Chypre accroît la pression sur les antivax. A partir du mois d'août, les tests rapides ne seront par exemple plus gratuits. Une voie erronée, juge Cyprus Mail :

«Le respect des opinions d'autrui, même lorsqu'elles semblent erronées ou stupides, constitue l'un des piliers de la démocratie. L'initiative actuelle fait davantage penser à la planification centralisée, qui est l'apanage des régimes autoritaires. Notre gouvernement - à l'instar de la plupart des autres, il faut le reconnaître - semble vouloir suivre une politique 'zéro Covid' que personne n'a approuvée en amont : désireux de convertir de force les antivax, ou bien d'en faire des boucs émissaires, il s'emploie à semer les graines de la discorde.»

NZZ am Sonntag (CH) /

Offrir Interrail aux jeunes

NZZ am Sonntag propose d'offrir des pass Interrail pour inciter les jeunes à se faire vacciner :

«Un pass Interrail permet de découvrir l'Europe en train.
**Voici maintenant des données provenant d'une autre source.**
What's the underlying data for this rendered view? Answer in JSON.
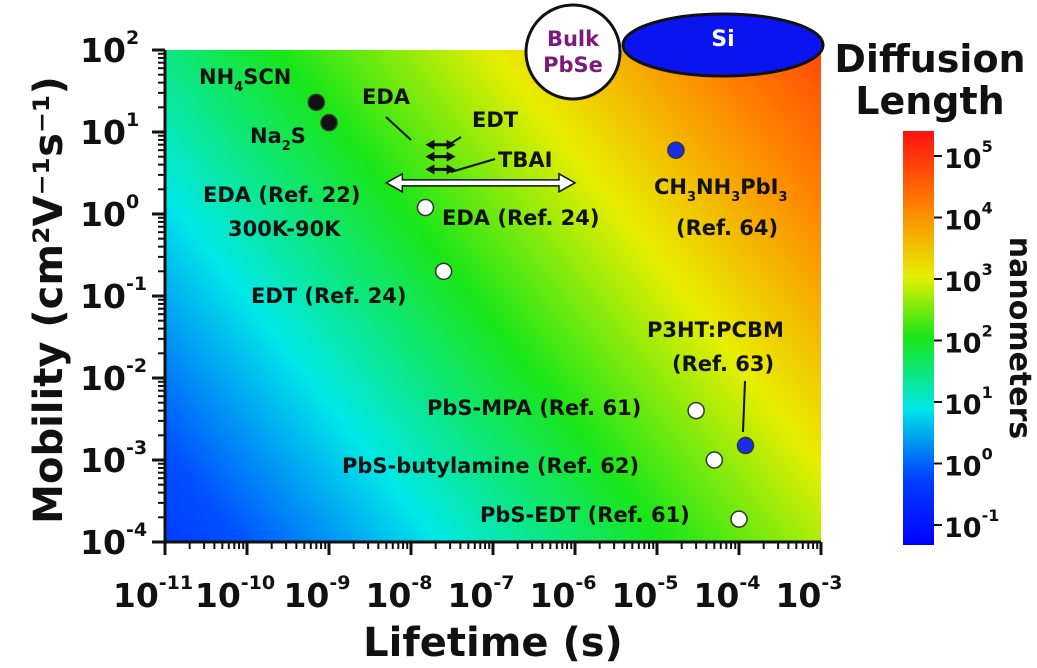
{
  "chart_data": {
    "type": "scatter",
    "xlabel": "Lifetime (s)",
    "ylabel": "Mobility (cm²V⁻¹s⁻¹)",
    "x_scale": "log",
    "y_scale": "log",
    "xlim": [
      1e-11,
      0.001
    ],
    "ylim": [
      0.0001,
      100
    ],
    "x_ticks": [
      {
        "base": "10",
        "exp": "-11"
      },
      {
        "base": "10",
        "exp": "-10"
      },
      {
        "base": "10",
        "exp": "-9"
      },
      {
        "base": "10",
        "exp": "-8"
      },
      {
        "base": "10",
        "exp": "-7"
      },
      {
        "base": "10",
        "exp": "-6"
      },
      {
        "base": "10",
        "exp": "-5"
      },
      {
        "base": "10",
        "exp": "-4"
      },
      {
        "base": "10",
        "exp": "-3"
      }
    ],
    "y_ticks": [
      {
        "base": "10",
        "exp": "-4"
      },
      {
        "base": "10",
        "exp": "-3"
      },
      {
        "base": "10",
        "exp": "-2"
      },
      {
        "base": "10",
        "exp": "-1"
      },
      {
        "base": "10",
        "exp": "0"
      },
      {
        "base": "10",
        "exp": "1"
      },
      {
        "base": "10",
        "exp": "2"
      }
    ],
    "points": [
      {
        "label": "NH4SCN",
        "x": 7e-10,
        "y": 23,
        "color": "#111111"
      },
      {
        "label": "Na2S",
        "x": 1e-09,
        "y": 13,
        "color": "#111111"
      },
      {
        "label": "EDA (Ref. 24)",
        "x": 1.5e-08,
        "y": 1.2,
        "color": "#ffffff"
      },
      {
        "label": "EDT (Ref. 24)",
        "x": 2.5e-08,
        "y": 0.2,
        "color": "#ffffff"
      },
      {
        "label": "CH3NH3PbI3 (Ref. 64)",
        "x": 1.7e-05,
        "y": 6,
        "color": "#1a2ee6"
      },
      {
        "label": "P3HT:PCBM (Ref. 63)",
        "x": 0.00012,
        "y": 0.0015,
        "color": "#1a2ee6"
      },
      {
        "label": "PbS-MPA (Ref. 61)",
        "x": 3e-05,
        "y": 0.004,
        "color": "#ffffff"
      },
      {
        "label": "PbS-butylamine (Ref. 62)",
        "x": 5e-05,
        "y": 0.001,
        "color": "#ffffff"
      },
      {
        "label": "PbS-EDT (Ref. 61)",
        "x": 0.0001,
        "y": 0.00019,
        "color": "#ffffff"
      }
    ],
    "ranges": [
      {
        "label": "EDA",
        "x": [
          1.5e-08,
          3.5e-08
        ],
        "y": 7,
        "color": "#111111"
      },
      {
        "label": "EDT",
        "x": [
          1.5e-08,
          3.5e-08
        ],
        "y": 5,
        "color": "#111111"
      },
      {
        "label": "TBAI",
        "x": [
          1.5e-08,
          3.5e-08
        ],
        "y": 3.5,
        "color": "#111111"
      },
      {
        "label": "EDA (Ref. 22) 300K-90K",
        "x": [
          5e-09,
          1e-06
        ],
        "y": 2.4,
        "color": "#ffffff"
      }
    ],
    "regions": [
      {
        "label": "Bulk PbSe"
      },
      {
        "label": "Si"
      }
    ],
    "colorbar": {
      "title": [
        "Diffusion",
        "Length"
      ],
      "unit": "nanometers",
      "ticks": [
        {
          "base": "10",
          "exp": "5"
        },
        {
          "base": "10",
          "exp": "4"
        },
        {
          "base": "10",
          "exp": "3"
        },
        {
          "base": "10",
          "exp": "2"
        },
        {
          "base": "10",
          "exp": "1"
        },
        {
          "base": "10",
          "exp": "0"
        },
        {
          "base": "10",
          "exp": "-1"
        }
      ],
      "colors": [
        "#ff1010",
        "#ff8000",
        "#e6ee00",
        "#19e619",
        "#00e6e6",
        "#0040ff",
        "#0000ff"
      ]
    },
    "labels": {
      "nh4scn": "NH4SCN",
      "na2s": "Na2S",
      "eda": "EDA",
      "edt": "EDT",
      "tbai": "TBAI",
      "eda_ref22": "EDA (Ref. 22)",
      "eda_ref22_temp": "300K-90K",
      "eda_ref24": "EDA (Ref. 24)",
      "edt_ref24": "EDT (Ref. 24)",
      "mapi": "CH3NH3PbI3",
      "mapi_ref": "(Ref. 64)",
      "p3ht": "P3HT:PCBM",
      "p3ht_ref": "(Ref. 63)",
      "pbs_mpa": "PbS-MPA (Ref. 61)",
      "pbs_butylamine": "PbS-butylamine (Ref. 62)",
      "pbs_edt": "PbS-EDT (Ref. 61)",
      "bulk_line1": "Bulk",
      "bulk_line2": "PbSe",
      "si": "Si"
    }
  }
}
Ce serait le cadeau idéal pour les jeunes et les jeunes adultes qui décident de se faire vacciner contre le Covid et qui veulent recommencer à voyager. Une forme d'incitation, mais aussi et surtout un cadeau en guise de gratitude et de reconnaissance : tout au long de la crise sanitaire, les jeunes ont fait preuve d'une grande solidarité et d'un grand respect vis-à-vis des générations plus âgées et plus vulnérables. La plupart d'entre eux ont accepté sans se plaindre les restrictions de leurs libertés. ... Compte tenu de l'effort qu'ils ont fourni dans la lutte contre la pandémie, les jeunes l'ont amplement mérité.»

Index.hr (HR) /

Rétablir la confiance importe plus qu'informer

Il faut chercher ailleurs l'explication du comportement des réfractaires, affirme Index.hr :

«Dans le débat public, on a l'habitude d'attribuer l'opposition à la vaccination à un manque d'information et d'éducation. Bien que cette hypothèse soit valide pour un certain pourcentage de la population, il s'agit bien plus souvent d'un manque de confiance. Si une personne ou une instance digne de confiance fait une proposition, les personnes auront tendance a l'accepter même si elles n'en comprennent pas tous les enjeux. Dans le sens inverse, elles s'opposeront à une proposition ou un argument qui vient de quelqu'un qui leur inspire la méfiance. Etre informé n'est ni une condition nécessaire ni une condition suffisante pour réagir.»